Ronak handed me the phone with a sigh and rolled onto his back to inspect his elbows. I looked at the text. Mom didn’t usually text so soon after I left. Mostly just to let me know to come home for lunch.
“Look. It’s not from my mom.”
“What? Who else would text you? I though only your mom had your number?”
We read the text together, “Don’t touch it! Never touch it!” There was no number, only a blank space.
That was the first communication from Lorena, who explained that she lived in a parallel universe. Even though they could read her texts, my parents called her my invisible friend throughout my entire childhood, convincing my best friend, though he’d been there for the first message.
For years, I had no clue what “it” was, for she was not forthcoming with an explanation. We discussed everything else.

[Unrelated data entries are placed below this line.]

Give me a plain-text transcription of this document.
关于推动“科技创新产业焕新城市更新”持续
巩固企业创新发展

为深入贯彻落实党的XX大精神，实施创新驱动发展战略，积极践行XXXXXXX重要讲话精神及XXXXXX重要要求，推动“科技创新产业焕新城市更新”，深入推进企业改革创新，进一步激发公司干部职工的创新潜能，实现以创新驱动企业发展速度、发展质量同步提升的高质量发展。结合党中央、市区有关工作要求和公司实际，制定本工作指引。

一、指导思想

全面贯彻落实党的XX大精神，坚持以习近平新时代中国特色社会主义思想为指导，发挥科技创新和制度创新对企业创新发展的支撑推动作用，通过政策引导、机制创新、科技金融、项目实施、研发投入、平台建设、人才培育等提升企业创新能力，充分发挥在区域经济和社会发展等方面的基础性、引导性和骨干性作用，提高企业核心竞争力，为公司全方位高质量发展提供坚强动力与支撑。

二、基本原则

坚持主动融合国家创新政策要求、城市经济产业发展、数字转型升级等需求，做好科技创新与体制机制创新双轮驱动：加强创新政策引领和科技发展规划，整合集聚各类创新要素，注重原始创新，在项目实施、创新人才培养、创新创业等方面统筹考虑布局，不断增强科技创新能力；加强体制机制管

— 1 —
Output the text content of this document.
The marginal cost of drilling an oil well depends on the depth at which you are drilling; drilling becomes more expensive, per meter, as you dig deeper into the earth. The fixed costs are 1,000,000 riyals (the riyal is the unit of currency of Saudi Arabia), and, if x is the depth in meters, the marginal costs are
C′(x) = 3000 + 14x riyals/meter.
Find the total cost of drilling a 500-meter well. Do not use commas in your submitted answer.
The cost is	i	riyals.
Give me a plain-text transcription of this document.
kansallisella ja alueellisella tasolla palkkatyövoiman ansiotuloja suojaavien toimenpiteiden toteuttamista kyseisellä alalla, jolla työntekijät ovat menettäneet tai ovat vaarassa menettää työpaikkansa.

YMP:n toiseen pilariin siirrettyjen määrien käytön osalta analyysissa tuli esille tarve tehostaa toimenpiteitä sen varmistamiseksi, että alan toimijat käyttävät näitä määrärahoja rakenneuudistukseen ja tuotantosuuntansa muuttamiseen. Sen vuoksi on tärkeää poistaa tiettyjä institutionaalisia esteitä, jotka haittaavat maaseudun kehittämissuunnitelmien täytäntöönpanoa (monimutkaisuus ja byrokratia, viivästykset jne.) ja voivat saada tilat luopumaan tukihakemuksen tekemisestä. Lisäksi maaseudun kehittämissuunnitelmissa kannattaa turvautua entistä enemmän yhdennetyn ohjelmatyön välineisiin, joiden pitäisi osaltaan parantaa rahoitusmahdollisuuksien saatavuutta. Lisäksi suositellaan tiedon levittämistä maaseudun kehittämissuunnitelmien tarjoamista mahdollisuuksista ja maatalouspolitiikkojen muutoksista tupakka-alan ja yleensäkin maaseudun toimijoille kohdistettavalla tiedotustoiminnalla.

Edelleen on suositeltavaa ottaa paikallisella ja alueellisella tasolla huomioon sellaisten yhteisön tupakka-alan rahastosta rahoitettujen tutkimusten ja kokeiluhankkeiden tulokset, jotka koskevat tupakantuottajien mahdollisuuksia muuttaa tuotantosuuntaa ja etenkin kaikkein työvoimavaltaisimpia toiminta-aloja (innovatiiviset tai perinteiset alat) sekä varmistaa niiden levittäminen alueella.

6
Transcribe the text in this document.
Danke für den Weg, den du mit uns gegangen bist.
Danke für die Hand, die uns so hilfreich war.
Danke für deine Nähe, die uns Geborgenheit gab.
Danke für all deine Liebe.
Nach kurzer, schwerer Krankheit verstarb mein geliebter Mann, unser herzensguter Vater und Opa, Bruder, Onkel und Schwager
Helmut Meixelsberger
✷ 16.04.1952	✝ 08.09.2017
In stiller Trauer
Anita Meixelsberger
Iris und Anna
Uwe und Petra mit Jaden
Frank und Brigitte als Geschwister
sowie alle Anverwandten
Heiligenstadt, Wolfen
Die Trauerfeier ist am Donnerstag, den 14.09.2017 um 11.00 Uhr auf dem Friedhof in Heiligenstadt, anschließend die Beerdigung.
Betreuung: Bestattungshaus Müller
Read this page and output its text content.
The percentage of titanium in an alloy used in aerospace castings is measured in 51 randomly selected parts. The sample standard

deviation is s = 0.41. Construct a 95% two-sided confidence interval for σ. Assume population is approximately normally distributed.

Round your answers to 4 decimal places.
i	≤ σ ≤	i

Her responses came always a day later, apparently due to some time-space interference that I still don’t fully comprehend. She had no clue why we could communicate by text, just that it was a rare phenomenon which made her a minor celebrity in her town and me a weirdo in mine.
In a new home way out in the country, my dad decided to get satellite TV, and a dish hung off the southwest corner of our house. We got some new stations, some in different languages, intriguing my dad, who watched despite the language barrier. He especially loved Bollywood films in Hindi.
“Dad, that’s the doll! In the left corner on the dresser.” He spit air through his teeth and changed the channel. “There it is again! I swear—on the bookshelf next to the blue book.” Another channel.
Before I could point it out on top of the fridge in the soap opera, Dad burst out with, “Stop it! Just stop it!” He took a deep breath and continued, “Son, it’s not there. You’re old enough to give up these games. No one sees it. It’s not there. No connection with your invisible friend. It’s time to let her go, Jimmy.” He held out his hand to me, man to man. “Deal?”
I shook his hand and said, “Deal,” and mentioned it not once more, though it appeared on every show.
Again and again, Lorena texted, “Don’t touch it! Never touch it!” Why, I don’t know. It was on TV. I couldn’t touch it.
Until I was 21 and saw the little, pinkish, angelic papier-mache doll in a store, sitting on a shelf next to toothpaste. Then another store, right by the candy I was choosing. I noticed it as I was picking up the bag, and I dropped the bag at my feet, picked it up, and went on my day. It was unnerving to be so close to a forbidden object from a parallel universe that no one else here could see.
I married in my mid-30s a widow with two children, children I adopted and love as my own. Lorena knows about my wife, yet she remains my secret. I’m still in the dark about her connection to the freaky, papier-mache doll that I’m now seeing everywhere. My wife knows nothing.
Last Tuesday, the doll appeared in the fridge behind the milk. I spilled milk all over the floor when I saw her. I cleaned it up, but I did not cry. Honestly, I wanted to cry. I mean, in the fridge…really?
Lorena chose to stay with the woman who was selected as her youth partner after school. She says this often happens. I’m glad she’s happy. I know that throughout her life she has continued to be a recognizable figure for her unusual connection to me. I, however, may be going mad from it. That freaking doll is everywhere, and I’m not supposed to touch it. I don’t know the consequences of such an action, but my lifelong fear of accidentally doing so keeps me on edge as she proliferates in my life. I have no one to talk to about this. Not even Lorena.
I now stand still in my living room, staring at my little girl as she gradually morphs into a little, pink angel.